News
Translational Medicine in Japan
March 23, 2010
The CBMI gave 12 talks at a recent series of conferences on translational medicine in Japan, read the news here.
Genetic Test for Autism
March 16, 2010
The Boston Autism Consortium published findings that chromosomal microarray analysis has three times the detection rate for genetic changes related to autism spectrum disorders than standard tests. Details here
Quick Quality Primers on Computational Biology
March 04, 2010
Looking to refresh your knowledge in comp bio… check out this nice set of links to Nature Biotechnology Primers here.
Wall Gives Speech at BC High National Honor Society Induction Ceremony
January 27, 2010
At my alma mater Boston College High School… Here is a brief excerpt from my speech
“…I later learned that I had been accepted to Berkeley. I would say the rest is history, but I’d be lying. My history is still being written. When I got to Berkeley, I had my unbridled focus on attaining that PhD, but I strapped on my helmet and dove head first into the abundant opportunities that I saw around me. I don’t have time to tell you all of my stories. I am proud to say I have a lot and the list is growing. But I will tell you that I didn’t just matriculate unilaterally towards my PhD with a 4.0, I traveled for months throughout Southeast Asia, Melanesia, and Polynesia, drank kava with Fijian Chiefs, ate raw octopus on a remote beach in Samoa, surfed off the coast of New Caledonia, got bit by centipedes (not recommended), accidentally wound up in a brothel in Singapore, went night diving without scuba certification in Borneo, hiked through orangutan forests, climbed Mount Kinabalu, and learned to speak French fluently. I did all this with no money and while I was a PhD student. Some of it was related to my thesis work, some of it wasn’t. All of it was epic and all of it helped to bring me to where I am now.
BC High is a fantastic institution. It provided much of the instrumentation that I needed to succeed with my unbridled focus. I am now a professor at Harvard Medical School working on understanding, diagnosing, and curing autism. A big peak that I am planning to climb with unbridled focus. I can easily tell you now that I had no idea that I would be a professor at Harvard working in biomedical informatics of autism. I didn’t know when I was in high school, college, or grad school. The field I am in now didn’t even exist, and so I couldn’t have known.

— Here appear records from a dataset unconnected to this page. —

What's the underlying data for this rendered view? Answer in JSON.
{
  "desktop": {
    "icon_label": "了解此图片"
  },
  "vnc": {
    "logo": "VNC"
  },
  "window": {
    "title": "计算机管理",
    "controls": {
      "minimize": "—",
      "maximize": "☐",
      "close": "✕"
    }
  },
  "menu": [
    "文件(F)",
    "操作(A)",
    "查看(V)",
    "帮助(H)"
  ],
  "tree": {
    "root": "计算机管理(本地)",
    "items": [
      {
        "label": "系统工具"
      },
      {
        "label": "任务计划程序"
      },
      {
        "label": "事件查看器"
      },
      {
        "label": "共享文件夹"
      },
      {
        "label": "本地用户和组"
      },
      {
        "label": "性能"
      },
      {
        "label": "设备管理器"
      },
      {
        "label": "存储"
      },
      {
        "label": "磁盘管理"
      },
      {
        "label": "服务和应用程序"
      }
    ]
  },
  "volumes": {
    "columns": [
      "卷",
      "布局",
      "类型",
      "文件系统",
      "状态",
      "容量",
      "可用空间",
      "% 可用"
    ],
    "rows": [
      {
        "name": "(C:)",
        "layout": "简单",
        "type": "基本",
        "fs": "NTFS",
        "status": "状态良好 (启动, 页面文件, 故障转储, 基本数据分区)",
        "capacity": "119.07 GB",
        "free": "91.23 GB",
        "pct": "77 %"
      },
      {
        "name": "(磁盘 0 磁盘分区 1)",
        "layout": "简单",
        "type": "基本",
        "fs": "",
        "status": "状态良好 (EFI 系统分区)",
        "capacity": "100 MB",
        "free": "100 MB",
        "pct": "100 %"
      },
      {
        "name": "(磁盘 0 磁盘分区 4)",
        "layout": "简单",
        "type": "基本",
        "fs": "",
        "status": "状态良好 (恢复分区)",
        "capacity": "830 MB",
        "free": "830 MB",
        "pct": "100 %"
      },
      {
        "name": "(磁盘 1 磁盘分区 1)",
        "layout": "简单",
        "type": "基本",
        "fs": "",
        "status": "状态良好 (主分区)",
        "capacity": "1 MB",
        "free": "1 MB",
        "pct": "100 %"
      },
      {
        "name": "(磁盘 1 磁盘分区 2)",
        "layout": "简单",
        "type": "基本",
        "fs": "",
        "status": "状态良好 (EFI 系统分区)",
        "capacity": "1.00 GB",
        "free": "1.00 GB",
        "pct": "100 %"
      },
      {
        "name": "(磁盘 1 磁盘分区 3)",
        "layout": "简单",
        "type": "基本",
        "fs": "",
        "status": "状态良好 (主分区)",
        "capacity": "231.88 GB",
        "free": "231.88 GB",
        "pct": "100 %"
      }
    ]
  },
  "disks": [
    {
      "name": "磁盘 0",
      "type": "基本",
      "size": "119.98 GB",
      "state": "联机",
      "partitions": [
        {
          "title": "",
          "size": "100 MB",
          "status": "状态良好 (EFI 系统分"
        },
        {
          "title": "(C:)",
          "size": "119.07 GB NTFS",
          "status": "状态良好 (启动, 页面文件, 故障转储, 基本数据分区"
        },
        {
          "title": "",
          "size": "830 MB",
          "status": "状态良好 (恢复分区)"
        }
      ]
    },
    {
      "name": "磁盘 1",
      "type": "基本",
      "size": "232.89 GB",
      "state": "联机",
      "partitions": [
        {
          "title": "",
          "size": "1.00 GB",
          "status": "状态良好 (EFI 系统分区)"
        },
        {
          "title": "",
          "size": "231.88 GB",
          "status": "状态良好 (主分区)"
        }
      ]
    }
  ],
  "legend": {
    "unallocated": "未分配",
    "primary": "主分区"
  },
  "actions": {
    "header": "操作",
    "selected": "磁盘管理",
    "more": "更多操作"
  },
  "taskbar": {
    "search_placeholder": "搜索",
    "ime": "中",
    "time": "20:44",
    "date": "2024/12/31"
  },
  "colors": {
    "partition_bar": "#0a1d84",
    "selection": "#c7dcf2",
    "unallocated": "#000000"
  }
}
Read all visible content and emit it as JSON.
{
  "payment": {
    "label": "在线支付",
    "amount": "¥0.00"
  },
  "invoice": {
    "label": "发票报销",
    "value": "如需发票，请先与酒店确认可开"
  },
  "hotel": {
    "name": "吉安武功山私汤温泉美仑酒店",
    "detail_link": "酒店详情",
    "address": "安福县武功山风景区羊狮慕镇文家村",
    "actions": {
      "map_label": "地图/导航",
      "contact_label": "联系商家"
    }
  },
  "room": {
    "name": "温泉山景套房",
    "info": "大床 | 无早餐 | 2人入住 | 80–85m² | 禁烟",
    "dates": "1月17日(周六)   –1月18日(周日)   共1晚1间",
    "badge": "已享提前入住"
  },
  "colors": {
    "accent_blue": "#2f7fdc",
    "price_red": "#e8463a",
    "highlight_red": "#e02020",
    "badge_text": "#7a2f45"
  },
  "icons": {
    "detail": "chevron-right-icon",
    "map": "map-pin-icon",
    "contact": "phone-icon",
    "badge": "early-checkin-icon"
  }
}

But my experiences and the education both on the field and off, so to speak, gave me the edge to succeed and adapt.
Here at BC High you all have already have ascended to the biggest peak. I know you are talented young men, you are all multidisciplinary now, but I challenge you to become true renaissance men going forward. There are many more peaks. I challenge you to be more, do more, get out of the boundaries, and experience the insanity of the planet. There really are limitless opportunities out there. Read the books, get solid grades, set goals, but then live your life like you mean it. There will be bumps, sometimes massive ones, but if your experiences at BC High were anything like mine, you have many of the tools that you will need to smash those bumps down.
The next steps of your education are steps you choose, and in many cases steps that you will build yourselves. Make sure you step up, and in the words of one of my heroes, famous big wave surfer, Laird Hamilton, Go Big.”
Mining the Text to Quicken Autism Research
November 17, 2009
Recently Dennis Wall and collaborators launched an exciting new effort aimed at annotating the vast amount of literature published on autism.
The effort is called BioNotate. Bionotate represents an important step forward towards a sophisticated search engine that will enable faster, focused searches through the legacy of biomedical text on ASD, ultimately quickening the pace to discovery. The effort is a collaboration between Harvard University, University of Granada and Alias-i Inc.